IZU UGONOH: DAŁEM Z SIEBIE WSZYSTKO

Marcin Olkiewicz, World Boxing News

2017-02-26

- Chciałem go znokautować. Taki był mój plan i naprawdę w to wierzyłem, a on niczym mnie nie zaskoczył. Udało mi się doprowadzić do celu kilka dobrych uderzeń na korpus i twarz. Breazeale pokazał jednak, że ma ogromne serce do walki. Myślę też, że pomogło mu w odniesieniu wygranej jego doświadczenie - powiedział Izu Ugonoh (17-1, 14 KO) po pierwszej zawodowej porażce.
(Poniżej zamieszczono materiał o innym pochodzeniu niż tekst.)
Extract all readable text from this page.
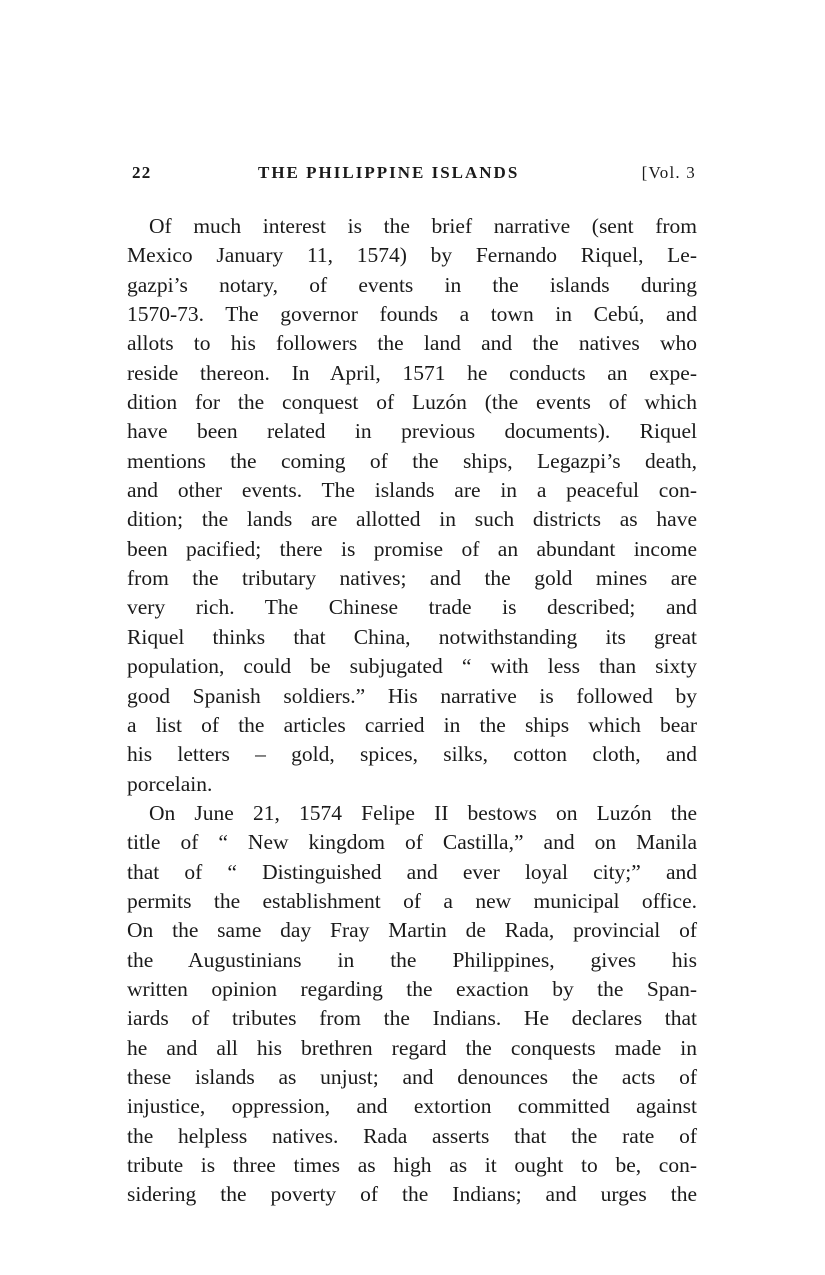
22	THE PHILIPPINE ISLANDS	[Vol. 3
Of much interest is the brief narrative (sent from
Mexico January 11, 1574) by Fernando Riquel, Le-
gazpi’s notary, of events in the islands during
1570-73. The governor founds a town in Cebú, and
allots to his followers the land and the natives who
reside thereon. In April, 1571 he conducts an expe-
dition for the conquest of Luzón (the events of which
have been related in previous documents). Riquel
mentions the coming of the ships, Legazpi’s death,
and other events. The islands are in a peaceful con-
dition; the lands are allotted in such districts as have
been pacified; there is promise of an abundant income
from the tributary natives; and the gold mines are
very rich. The Chinese trade is described; and
Riquel thinks that China, notwithstanding its great
population, could be subjugated “ with less than sixty
good Spanish soldiers.” His narrative is followed by
a list of the articles carried in the ships which bear
his letters – gold, spices, silks, cotton cloth, and
porcelain.
On June 21, 1574 Felipe II bestows on Luzón the
title of “ New kingdom of Castilla,” and on Manila
that of “ Distinguished and ever loyal city;” and
permits the establishment of a new municipal office.
On the same day Fray Martin de Rada, provincial of
the Augustinians in the Philippines, gives his
written opinion regarding the exaction by the Span-
iards of tributes from the Indians. He declares that
he and all his brethren regard the conquests made in
these islands as unjust; and denounces the acts of
injustice, oppression, and extortion committed against
the helpless natives. Rada asserts that the rate of
tribute is three times as high as it ought to be, con-
sidering the poverty of the Indians; and urges the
Przypomnijmy, że urodzony w Szczecinie zawodnik wczorajszego wieczoru po dramatycznym boju uległ w piątej rundzie Dominikowi Breazeale (18-1, 16 KO). Polski pięściarz przyznał, że w kluczowym momencie pojedynku zabrakło mu "paliwa".
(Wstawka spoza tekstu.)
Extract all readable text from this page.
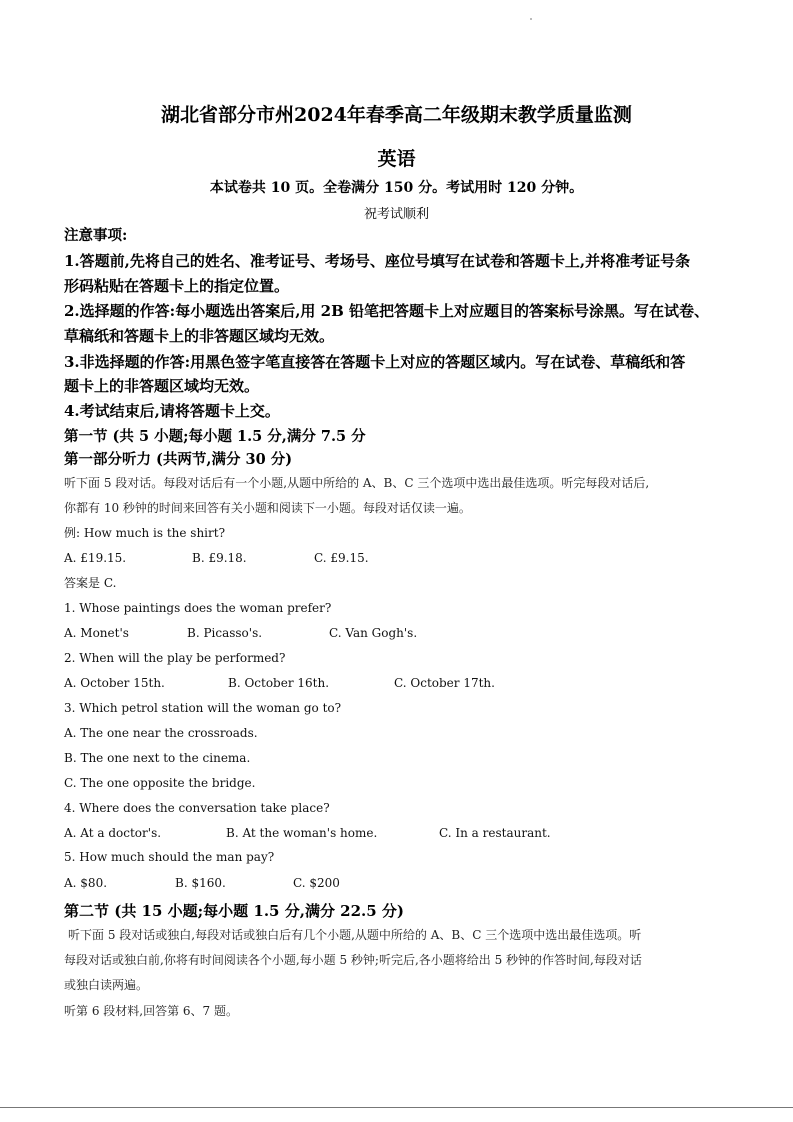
湖北省部分市州2024年春季高二年级期末教学质量监测
英语
本试卷共 10 页。全卷满分 150 分。考试用时 120 分钟。
祝考试顺利
注意事项:
1.答题前,先将自己的姓名、准考证号、考场号、座位号填写在试卷和答题卡上,并将准考证号条
形码粘贴在答题卡上的指定位置。
2.选择题的作答:每小题选出答案后,用 2B 铅笔把答题卡上对应题目的答案标号涂黑。写在试卷、
草稿纸和答题卡上的非答题区域均无效。
3.非选择题的作答:用黑色签字笔直接答在答题卡上对应的答题区域内。写在试卷、草稿纸和答
题卡上的非答题区域均无效。
4.考试结束后,请将答题卡上交。
第一节 (共 5 小题;每小题 1.5 分,满分 7.5 分
第一部分听力 (共两节,满分 30 分)
听下面 5 段对话。每段对话后有一个小题,从题中所给的 A、B、C 三个选项中选出最佳选项。听完每段对话后,
你都有 10 秒钟的时间来回答有关小题和阅读下一小题。每段对话仅读一遍。
例: How much is the shirt?
A. £19.15.	B. £9.18.	C. £9.15.
答案是 C.
1. Whose paintings does the woman prefer?
A. Monet's	B. Picasso's.	C. Van Gogh's.
2. When will the play be performed?
A. October 15th.	B. October 16th.	C. October 17th.
3. Which petrol station will the woman go to?
A. The one near the crossroads.
B. The one next to the cinema.
C. The one opposite the bridge.
4. Where does the conversation take place?
A. At a doctor's.	B. At the woman's home.	C. In a restaurant.
5. How much should the man pay?
A. $80.	B. $160.	C. $200
第二节 (共 15 小题;每小题 1.5 分,满分 22.5 分)
听下面 5 段对话或独白,每段对话或独白后有几个小题,从题中所给的 A、B、C 三个选项中选出最佳选项。听
每段对话或独白前,你将有时间阅读各个小题,每小题 5 秒钟;听完后,各小题将给出 5 秒钟的作答时间,每段对话
或独白读两遍。
听第 6 段材料,回答第 6、7 题。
- Szczerze mówiąc byłem zmęczony. Dałem z siebie wszystko, co miałem. Kiedy on po liczeniu wrocił do walki nie miałem wystarczająco dużo sił, aby kontynuować realizację planu gry - wyznał Izu.
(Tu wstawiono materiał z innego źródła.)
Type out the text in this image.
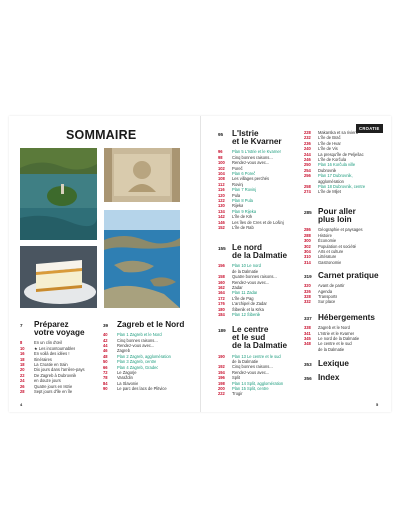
CROATIE
SOMMAIRE
7	Préparez
votre voyage
8	En un clin d'œil
10	★ Les incontournables
16	En voilà des idées !
18	Itinéraires
18	La Croatie en train
20	Dix jours dans l'arrière-pays
22	De Zagreb à Dubrovnik
24	en douze jours
26	Quatre jours en Istrie
28	Sept jours d'île en île
39	Zagreb et le Nord
40	Plan 1 Zagreb et le Nord
42	Cinq bonnes raisons...
44	Rendez-vous avec...
46	Zagreb
48	Plan 2 Zagreb, agglomération
50	Plan 3 Zagreb, centre
66	Plan 4 Zagreb, Gradec
72	Le Zagorje
78	Varaždin
84	La Slavonie
90	Le parc des lacs de Plitvice
95	L'Istrie
et le Kvarner
96	Plan 5 L'Istrie et le Kvarner
98	Cinq bonnes raisons...
100	Rendez-vous avec...
102	Poreč
104	Plan 6 Poreč
108	Les villages perchés
112	Rovinj
116	Plan 7 Rovinj
120	Pula
122	Plan 8 Pula
130	Rijeka
134	Plan 9 Rijeka
142	L'île de Krk
146	Les îles de Cres et de Lošinj
152	L'île de Rab
155 Le nord
de la Dalmatie
156	Plan 10 Le nord
de la Dalmatie
158	Quatre bonnes raisons...
160	Rendez-vous avec...
162	Zadar
164	Plan 11 Zadar
172	L'île de Pag
176	L'archipel de Zadar
180	Šibenik et la Krka
184	Plan 12 Šibenik
189 Le centre
et le sud
de la Dalmatie
190	Plan 13 Le centre et le sud
de la Dalmatie
192	Cinq bonnes raisons...
194	Rendez-vous avec...
196	Split
198	Plan 14 Split, agglomération
200	Plan 15 Split, centre
222	Trogir
228	Makarska et sa riviera
232	L'île de Brač
236	L'île de Hvar
240	L'île de Vis
244	La presqu'île de Pelješac
246	L'île de Korčula
250	Plan 16 Korčula ville
254	Dubrovnik
256	Plan 17 Dubrovnik,
agglomération
258	Plan 18 Dubrovnik, centre
274	L'île de Mljet
285 Pour aller
plus loin
286	Géographie et paysages
288	Histoire
300	Économie
302	Population et société
304	Arts et culture
310	Littérature
314	Gastronomie
319 Carnet pratique
320	Avant de partir
326	Agenda
328	Transports
332	Sur place
337 Hébergements
338	Zagreb et le Nord
341	L'Istrie et le Kvarner
345	Le nord de la Dalmatie
348	Le centre et le sud
de la Dalmatie
353 Lexique
356 Index
4	5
- Plan był taki, aby stopować go lewym prostym, ale nie mam zamiaru szukać teraz wymówek. Taki jest boks. To była dla mnie ogromna szansa, duży krok naprzód, miałem nadzieję, że uda mi się go postawić. Nie udało się, ale to jest część tego sportu. Nie przywykłem do porażki, ale taki dzień właśnie nadszedł. Nadal jestem jednak niebezpiecznym zawodnikiem - zakończył Izu Ugonoh.